Commutator notation in classical field theory

[paco_uk]

Homework Statement

Could someone please explain what is meant by the term:

[itex]\partial_{[ \mu}F_{\nu \rho ]} [/itex]

Homework Equations

I have come across this in the context of Maxwells equations where [tex]F^{\mu \nu}[/tex] is the field strength tensor and apparently:

[tex]\partial_{[ \mu}F_{\nu \rho ]} =0[/tex]

follows "trivially" from

[tex] F_{\mu \nu} = \partial_{\mu} A_{\nu} - \partial_{\nu} A_{\mu}[/tex]

The Attempt at a Solution

I don't understand what the notation means and I haven't found it defined anywhere. Do all three indices get permuted somehow?

 

[I like Serena]

Would you please fix your latex tags?
They should be [ tex ]...[ /tex ] (that is: forward slash, but no spaces within the tag).

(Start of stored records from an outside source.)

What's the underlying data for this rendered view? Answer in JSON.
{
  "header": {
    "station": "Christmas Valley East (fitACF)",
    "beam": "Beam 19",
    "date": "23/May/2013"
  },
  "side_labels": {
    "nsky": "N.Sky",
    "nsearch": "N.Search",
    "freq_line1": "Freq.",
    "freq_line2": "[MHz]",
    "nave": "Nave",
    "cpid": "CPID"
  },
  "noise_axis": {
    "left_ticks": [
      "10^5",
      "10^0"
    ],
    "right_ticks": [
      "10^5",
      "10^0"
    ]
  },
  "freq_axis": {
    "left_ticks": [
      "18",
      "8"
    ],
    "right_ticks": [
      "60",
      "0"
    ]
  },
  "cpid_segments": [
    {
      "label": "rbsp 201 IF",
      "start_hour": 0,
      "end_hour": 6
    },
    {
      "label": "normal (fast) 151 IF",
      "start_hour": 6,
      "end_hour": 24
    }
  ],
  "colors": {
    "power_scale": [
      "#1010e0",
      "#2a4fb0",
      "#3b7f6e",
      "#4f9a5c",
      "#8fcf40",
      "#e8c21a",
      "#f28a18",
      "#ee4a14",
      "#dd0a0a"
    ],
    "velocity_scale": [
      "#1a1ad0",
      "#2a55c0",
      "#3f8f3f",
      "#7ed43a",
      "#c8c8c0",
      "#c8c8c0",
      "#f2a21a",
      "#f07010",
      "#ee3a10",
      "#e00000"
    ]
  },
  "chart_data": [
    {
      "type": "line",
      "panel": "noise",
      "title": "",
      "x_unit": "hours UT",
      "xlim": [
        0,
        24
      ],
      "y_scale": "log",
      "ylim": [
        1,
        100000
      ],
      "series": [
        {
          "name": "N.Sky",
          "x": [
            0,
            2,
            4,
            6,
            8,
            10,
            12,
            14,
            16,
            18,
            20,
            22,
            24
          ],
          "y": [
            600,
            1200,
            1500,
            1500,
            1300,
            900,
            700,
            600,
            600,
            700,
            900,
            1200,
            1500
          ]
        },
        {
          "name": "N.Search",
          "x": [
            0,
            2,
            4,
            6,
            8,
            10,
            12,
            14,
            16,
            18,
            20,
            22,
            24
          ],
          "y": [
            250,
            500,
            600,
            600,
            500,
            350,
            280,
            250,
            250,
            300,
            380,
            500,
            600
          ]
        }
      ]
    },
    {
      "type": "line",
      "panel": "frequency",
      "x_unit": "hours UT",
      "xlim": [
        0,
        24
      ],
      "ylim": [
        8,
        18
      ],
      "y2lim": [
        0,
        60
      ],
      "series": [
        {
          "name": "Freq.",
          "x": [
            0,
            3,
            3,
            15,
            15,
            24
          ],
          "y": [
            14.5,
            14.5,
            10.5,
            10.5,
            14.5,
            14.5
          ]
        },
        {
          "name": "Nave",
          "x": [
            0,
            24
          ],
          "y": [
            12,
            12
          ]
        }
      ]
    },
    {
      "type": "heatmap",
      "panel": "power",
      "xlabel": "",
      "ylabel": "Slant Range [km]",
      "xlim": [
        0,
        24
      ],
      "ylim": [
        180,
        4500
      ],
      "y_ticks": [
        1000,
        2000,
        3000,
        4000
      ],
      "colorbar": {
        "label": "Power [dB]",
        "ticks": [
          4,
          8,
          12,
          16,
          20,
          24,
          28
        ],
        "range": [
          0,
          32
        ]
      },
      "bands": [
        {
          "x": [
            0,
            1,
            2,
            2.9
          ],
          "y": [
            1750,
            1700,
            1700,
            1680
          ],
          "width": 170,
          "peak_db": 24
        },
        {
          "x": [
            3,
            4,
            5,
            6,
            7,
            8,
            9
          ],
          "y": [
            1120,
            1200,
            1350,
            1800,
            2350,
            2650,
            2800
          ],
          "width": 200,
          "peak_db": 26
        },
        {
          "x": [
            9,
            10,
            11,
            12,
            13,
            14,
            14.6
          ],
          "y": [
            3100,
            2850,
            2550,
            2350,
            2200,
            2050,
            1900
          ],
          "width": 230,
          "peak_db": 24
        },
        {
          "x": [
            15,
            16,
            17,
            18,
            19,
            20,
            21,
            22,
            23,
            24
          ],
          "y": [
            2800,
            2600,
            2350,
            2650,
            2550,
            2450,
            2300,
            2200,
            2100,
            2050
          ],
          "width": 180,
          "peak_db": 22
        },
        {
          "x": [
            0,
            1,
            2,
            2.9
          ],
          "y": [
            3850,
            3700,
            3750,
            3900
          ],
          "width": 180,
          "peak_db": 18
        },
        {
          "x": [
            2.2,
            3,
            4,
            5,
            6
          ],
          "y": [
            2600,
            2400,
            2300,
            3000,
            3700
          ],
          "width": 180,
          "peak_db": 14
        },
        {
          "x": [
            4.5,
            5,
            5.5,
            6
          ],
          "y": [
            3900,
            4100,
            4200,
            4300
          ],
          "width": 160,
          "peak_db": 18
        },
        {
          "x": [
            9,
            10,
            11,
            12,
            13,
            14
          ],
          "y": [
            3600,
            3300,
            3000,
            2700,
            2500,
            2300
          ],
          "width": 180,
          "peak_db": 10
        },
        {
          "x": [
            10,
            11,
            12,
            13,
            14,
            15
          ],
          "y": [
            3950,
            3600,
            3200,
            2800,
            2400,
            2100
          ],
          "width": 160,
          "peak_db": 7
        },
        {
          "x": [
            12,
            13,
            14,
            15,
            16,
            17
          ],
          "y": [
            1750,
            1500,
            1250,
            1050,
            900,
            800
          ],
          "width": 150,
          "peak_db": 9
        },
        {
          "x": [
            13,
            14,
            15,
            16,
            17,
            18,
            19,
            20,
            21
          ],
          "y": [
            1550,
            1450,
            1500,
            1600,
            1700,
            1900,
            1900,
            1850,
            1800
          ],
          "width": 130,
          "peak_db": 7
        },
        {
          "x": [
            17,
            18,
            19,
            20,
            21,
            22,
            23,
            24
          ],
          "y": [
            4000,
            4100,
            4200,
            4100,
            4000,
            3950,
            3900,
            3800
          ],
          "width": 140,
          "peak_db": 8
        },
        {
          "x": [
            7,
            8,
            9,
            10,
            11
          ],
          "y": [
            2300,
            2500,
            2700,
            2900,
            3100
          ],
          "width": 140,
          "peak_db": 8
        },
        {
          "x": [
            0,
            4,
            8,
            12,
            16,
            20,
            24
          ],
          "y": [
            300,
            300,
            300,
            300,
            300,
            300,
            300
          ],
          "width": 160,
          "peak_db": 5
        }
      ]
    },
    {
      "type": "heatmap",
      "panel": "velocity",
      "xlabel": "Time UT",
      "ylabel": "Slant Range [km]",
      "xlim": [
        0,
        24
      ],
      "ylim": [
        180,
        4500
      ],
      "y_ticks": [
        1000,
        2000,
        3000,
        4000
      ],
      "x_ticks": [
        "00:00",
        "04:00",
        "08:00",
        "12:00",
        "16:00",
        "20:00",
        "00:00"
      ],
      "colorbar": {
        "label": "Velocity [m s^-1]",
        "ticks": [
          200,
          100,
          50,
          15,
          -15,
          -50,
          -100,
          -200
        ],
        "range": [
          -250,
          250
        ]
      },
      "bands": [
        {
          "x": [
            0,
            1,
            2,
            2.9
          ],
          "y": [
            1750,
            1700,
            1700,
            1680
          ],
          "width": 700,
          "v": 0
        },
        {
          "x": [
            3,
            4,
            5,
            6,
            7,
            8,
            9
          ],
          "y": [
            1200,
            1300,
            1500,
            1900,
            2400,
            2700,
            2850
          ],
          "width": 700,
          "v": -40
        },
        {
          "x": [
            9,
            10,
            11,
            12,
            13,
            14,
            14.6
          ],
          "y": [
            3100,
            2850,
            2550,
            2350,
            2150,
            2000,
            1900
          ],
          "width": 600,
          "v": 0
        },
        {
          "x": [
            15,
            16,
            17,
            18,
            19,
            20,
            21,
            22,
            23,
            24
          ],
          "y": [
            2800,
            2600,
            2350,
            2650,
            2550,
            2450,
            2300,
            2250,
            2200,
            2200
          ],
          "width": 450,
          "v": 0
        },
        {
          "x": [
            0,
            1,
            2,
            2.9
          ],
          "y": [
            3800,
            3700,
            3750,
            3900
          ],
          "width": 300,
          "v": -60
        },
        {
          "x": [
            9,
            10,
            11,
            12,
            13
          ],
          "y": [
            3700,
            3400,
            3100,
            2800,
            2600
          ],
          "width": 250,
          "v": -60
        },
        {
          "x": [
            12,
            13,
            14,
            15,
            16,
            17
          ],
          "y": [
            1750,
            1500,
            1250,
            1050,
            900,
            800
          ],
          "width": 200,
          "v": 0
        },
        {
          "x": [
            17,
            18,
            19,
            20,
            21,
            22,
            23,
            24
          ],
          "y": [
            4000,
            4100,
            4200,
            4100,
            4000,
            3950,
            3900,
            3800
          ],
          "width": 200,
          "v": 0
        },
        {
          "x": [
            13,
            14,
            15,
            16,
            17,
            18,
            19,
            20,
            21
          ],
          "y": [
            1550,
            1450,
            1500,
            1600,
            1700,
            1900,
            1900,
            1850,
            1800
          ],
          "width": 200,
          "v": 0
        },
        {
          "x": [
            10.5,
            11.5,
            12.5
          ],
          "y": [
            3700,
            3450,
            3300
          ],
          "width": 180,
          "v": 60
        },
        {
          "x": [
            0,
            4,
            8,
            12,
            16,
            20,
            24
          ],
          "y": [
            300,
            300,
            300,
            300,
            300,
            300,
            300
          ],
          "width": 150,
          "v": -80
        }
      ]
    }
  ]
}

You'll see that your equation will look "strange" then.
Could you perhaps fix that as well?

 

[paco_uk]

Sorry about the mess. I've cleared up the latex tags. What's there now does indeed look strange to me but is what is written in the lecture notes. I don't know what the commutator bracket round the subscripts means.

 

[stevenb]

I don't understand what the notation means and I haven't found it defined anywhere. Do all three indices get permuted somehow?

Yes. This is the antisymmetrizing operation. A good explanation is given in Prof. Maloney's notes and lecture recordings. It's also found in many good reference books on GR and differential geometry.

http://www.physics.mcgill.ca/~maloney/514/

Here is a PDF of the relevant lecture notes, but it's helpful to listen to the lectures if you have time.

 

[dextercioby]

The notation makes sense, if you learn about differential forms on the space-time manifold. The F is then a 2-form, and dF =0 is a consequence of the 2-nd degree nilpotency of the exterior differential.

 

[paco_uk]

Thanks very much. I've never done a course on General Relativity so I'm pretty shaky on all this. I look forward to listening to the lectures.